Scope of this topic (VoIP Protocols)

1.3
Beyond VoIP Protocols is a companion reference to IP Telephony: Deploying Voice-over-IP Protocols (for more details see the last page of this topic). Both topics have been written with the goal of supporting those involved in the design and deployment of multimedia VoIP projects, and provide invaluable references for most of the required technology.
Our idea is that during the execution of a project, an engineer frequently needs to have a fairly accurate view of ‘the complete picture’ in order to avoid fundamental mistakes or misunderstandings, and he/she will usually only need a complete, exhaustive reference for a small fraction of the overall technology involved. In our professional lives, we all have spent an enormous amount of time compiling this ‘complete picture’, and we hope that these two topics will significantly reduce the time needed to assimilate the essential information and avoid many of those errors that can be made through only being aware of half the picture. That said, our intention was to provide a complete overview and not every detail on each subject. For instance, when introducing the audio-coding techniques in topic 2, we do provide some background on the ‘Z transform’ in order to give a feel for the power of this technique and become capable of understanding the
codec design diagrams. This background obviously does not replace a complete topic on the Z transform if your intention is to specialize in codec design and audio-processing algorithms. Similarly, if you do design an H.323, SIP, or MGCP device, you will need to actually read the parts of the standards that relate to your specific application, but Beyond VoIP Protocols will help you skip through 90% of the text, as you will already have enough background.
We structured our reference texts as two topics, because most projects involve two phases:
In phase 1, IP Telephony: Deploying Voice-over-IP Protocols can help you combine the various protocols for the target service, and complements the standards by discussing the most common issues that may result from incomplete protocol implementations, or architectures optimized for private networks which fail in a public environment.
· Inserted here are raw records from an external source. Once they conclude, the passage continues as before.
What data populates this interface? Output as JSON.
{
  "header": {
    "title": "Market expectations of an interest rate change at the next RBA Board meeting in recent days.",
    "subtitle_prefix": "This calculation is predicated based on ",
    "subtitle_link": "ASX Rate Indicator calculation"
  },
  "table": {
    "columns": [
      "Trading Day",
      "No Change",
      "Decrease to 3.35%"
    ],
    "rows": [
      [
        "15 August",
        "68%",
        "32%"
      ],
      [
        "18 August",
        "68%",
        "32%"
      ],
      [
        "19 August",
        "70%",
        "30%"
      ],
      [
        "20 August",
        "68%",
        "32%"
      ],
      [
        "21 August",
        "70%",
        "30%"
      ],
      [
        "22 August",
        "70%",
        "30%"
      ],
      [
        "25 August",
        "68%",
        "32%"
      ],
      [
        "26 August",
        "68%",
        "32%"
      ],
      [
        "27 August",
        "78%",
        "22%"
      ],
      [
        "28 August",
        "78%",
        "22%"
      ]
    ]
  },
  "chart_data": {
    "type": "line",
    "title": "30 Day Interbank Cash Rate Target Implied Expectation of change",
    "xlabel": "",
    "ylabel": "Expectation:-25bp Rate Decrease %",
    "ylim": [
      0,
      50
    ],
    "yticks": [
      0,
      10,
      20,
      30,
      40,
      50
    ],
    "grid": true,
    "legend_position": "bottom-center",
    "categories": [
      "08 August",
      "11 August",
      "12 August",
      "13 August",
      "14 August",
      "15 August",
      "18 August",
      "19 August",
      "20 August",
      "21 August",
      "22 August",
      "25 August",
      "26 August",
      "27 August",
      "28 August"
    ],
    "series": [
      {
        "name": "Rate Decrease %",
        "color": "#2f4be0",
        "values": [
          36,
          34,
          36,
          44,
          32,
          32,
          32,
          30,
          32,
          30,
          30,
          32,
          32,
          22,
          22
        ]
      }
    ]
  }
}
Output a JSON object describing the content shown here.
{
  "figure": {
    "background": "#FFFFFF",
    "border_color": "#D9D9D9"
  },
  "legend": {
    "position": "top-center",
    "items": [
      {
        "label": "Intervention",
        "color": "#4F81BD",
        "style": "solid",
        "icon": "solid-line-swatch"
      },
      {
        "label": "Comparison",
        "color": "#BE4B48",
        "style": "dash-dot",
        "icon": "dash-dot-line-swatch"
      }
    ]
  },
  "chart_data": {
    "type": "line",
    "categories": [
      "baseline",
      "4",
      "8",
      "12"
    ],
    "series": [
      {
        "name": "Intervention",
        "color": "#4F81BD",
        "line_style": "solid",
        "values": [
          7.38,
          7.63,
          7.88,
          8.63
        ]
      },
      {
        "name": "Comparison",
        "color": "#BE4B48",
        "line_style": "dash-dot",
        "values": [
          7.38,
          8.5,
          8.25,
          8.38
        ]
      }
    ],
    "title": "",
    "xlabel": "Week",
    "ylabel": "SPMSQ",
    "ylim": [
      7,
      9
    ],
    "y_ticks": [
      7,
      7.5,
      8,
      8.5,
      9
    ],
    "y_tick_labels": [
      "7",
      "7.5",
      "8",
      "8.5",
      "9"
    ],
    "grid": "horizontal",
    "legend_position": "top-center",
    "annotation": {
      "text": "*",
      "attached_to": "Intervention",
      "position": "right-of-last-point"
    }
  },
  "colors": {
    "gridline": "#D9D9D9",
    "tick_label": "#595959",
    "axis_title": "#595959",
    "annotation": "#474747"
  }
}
This first topic focuses on the functional aspects.
In phase 2, you will need to know how many users the application will serve, you will need to select or configure an IP distribution network, you will need to build a business model for the service. In so doing, you will have to answer questions like: ‘How many gateway ports do I need for 150,000 users?’ ‘Is 128 kbit/s upstream sufficient to support VoIP for my DSL users?’ ‘Can this DSLAM support 5,000 users with 10% placing a phone call and 20% watching IP-TV?’ ‘Do I need an IP DSLAM, or will two ATM VCs per DSL user be sufficient to provide support for VoIP and video?’ ‘What is the cost per user of this softswitch, which is sold per simultaneous call?’
Beyond VoIP Protocols will not directly answer 100% of these questions, because every deployment is a unique challenge, but it will provide some useful tools that can be used as building blocks to help formulate a complete deployment strategy. For instance, every question that relates a number of users to a number of ports, calls, or aggregate bandwidth ultimately boils down to an Erlang calculation. The answer to most quality of service-related questions is a properly designed set of differentiated service levels which must obey certain constraints (detailed in topic 4), such as similarity of aggregated streams, proper support by the layer 2 transport level, etc.